Ini Masalahnya Indonesia Masih Hadapi Backlog Rumah

Inionline.id – Industri properti di Indonesia masih menemui beberapa tantangan mulai dari kualitas properti, pembiayaan hingga yang paling sering terjadi adalah kurang pasok alias backlog perumahan.
Kepala Badan Pengembangan Kawasan Properti Terpadu Kadin Budiarsa Sastrawinata mengatakan, persoalan tersebut bermuara pada ekosistem properti yang perlu dibenahi. Kualitas ekosistem industri properti dinilai cukup krusial tidak hanya untuk pemenuhan kebutuhan permukiman saja, tetapi juga untuk menggerakkan ekonomi.

“Ekosistem industri properti peranannya sangat penting dan perlu dibenahi agar pemenuhan kebutuhan perumahan, permukiman bisa dilakukan secara efektif dan efisien,” ungkap Kepala Badan Pengembangan Kawasan Properti Terpadu Kadin Indonesia, Budiarsa Sastrawinata dalam Indonesia Housing Forum yang digelar daring pada Kamis, (14/10/2021).

Ia memaparkan cakupan industri properti sangat luas karena di dalamnya mencakup berbagai aspek seperti kawasan permukiman yang terdiri atas perumahan, ruko, apartemen. Lalu kawasan superblock yang terdiri atas pusat belanja dan perkantoran. Kawasan TOD yang terdiri atas bandara dan pelabuhan. Kawasan pariwisata yang terdiri atas resort, hotel dan eco tourism. Ada juga Kawasan kota baru dan peremajaan kawasan kota, hingga kawasan industri, KEK dan EPZ.

Semuanya itu terkoneksi dengan kebutuhan jasa keuangan seperti perbankan, pajak, REITs, Tapera dan BPJS, serta terkoneksi dengan jasa penunjang lainnya seperti brokerage, konsultan, manajemen pengelola gedung dan perumahan.

“Industri properti memiliki keterkaitan dengan industri konstruksi, infrastruktur, pariwisata, manufaktur dan jasa keuangan,” ungkap Budiarsa.

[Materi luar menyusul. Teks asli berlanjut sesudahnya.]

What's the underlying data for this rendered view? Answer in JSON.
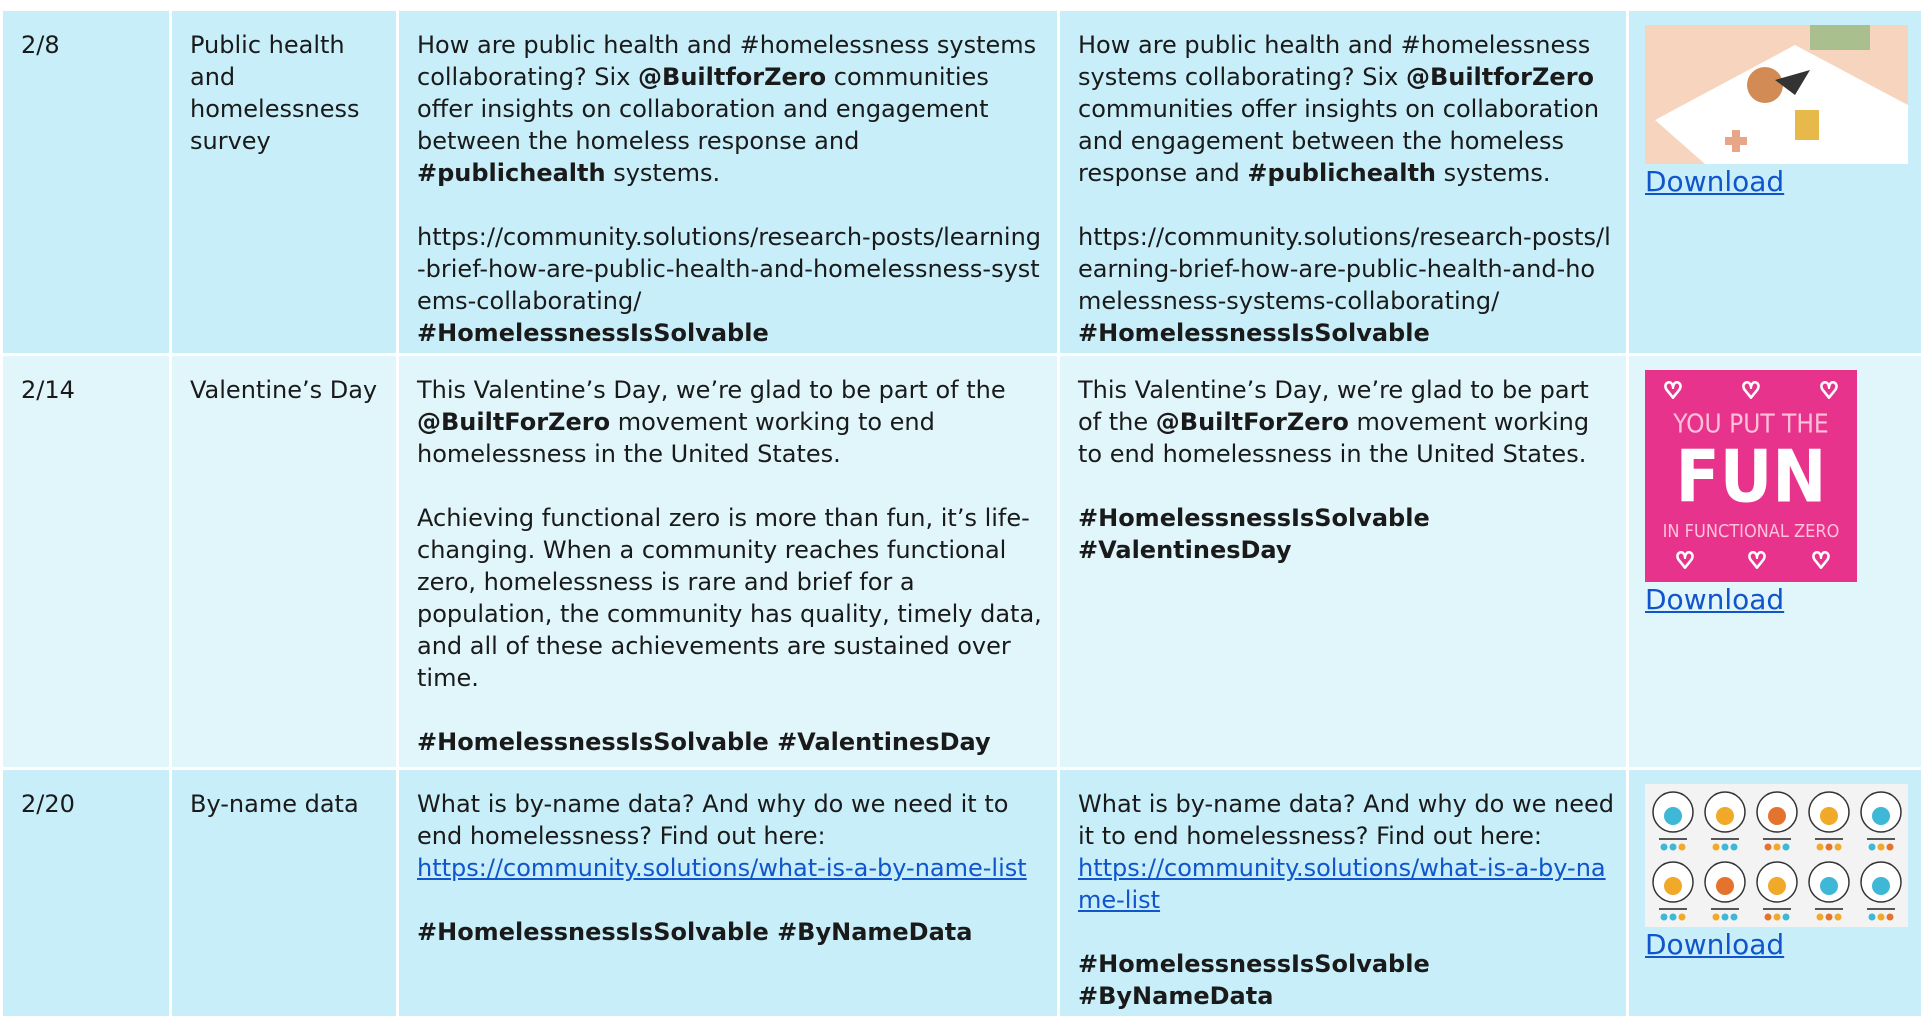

Ia menyebut, bila dihimpun dengan sektor terkait secara keseluruhan mulai dari kontribusi sektor perumahan; konstruksi; transportasi dan pergudangan; penyediaan akomodasi dan makan minum; pengadaan listrik dan gas; pengadaan air, pengelolaan sampah, limbah dan daur ulang; jasa keuangan hingga asuransi, industri properti bisa memberikan kontribusi terhadap PDB Nasional mencapai sekitar 7-9%.

“Industri properti juga bisa menimbulkan efek berganda terhadap 175 industri dan 350 UKM terkait. Penggunaan material lokal bisa 90-100%, serta memperkerjakan sedikitnya hingga 30 juta tenaga kerja,” kata Budiarsa.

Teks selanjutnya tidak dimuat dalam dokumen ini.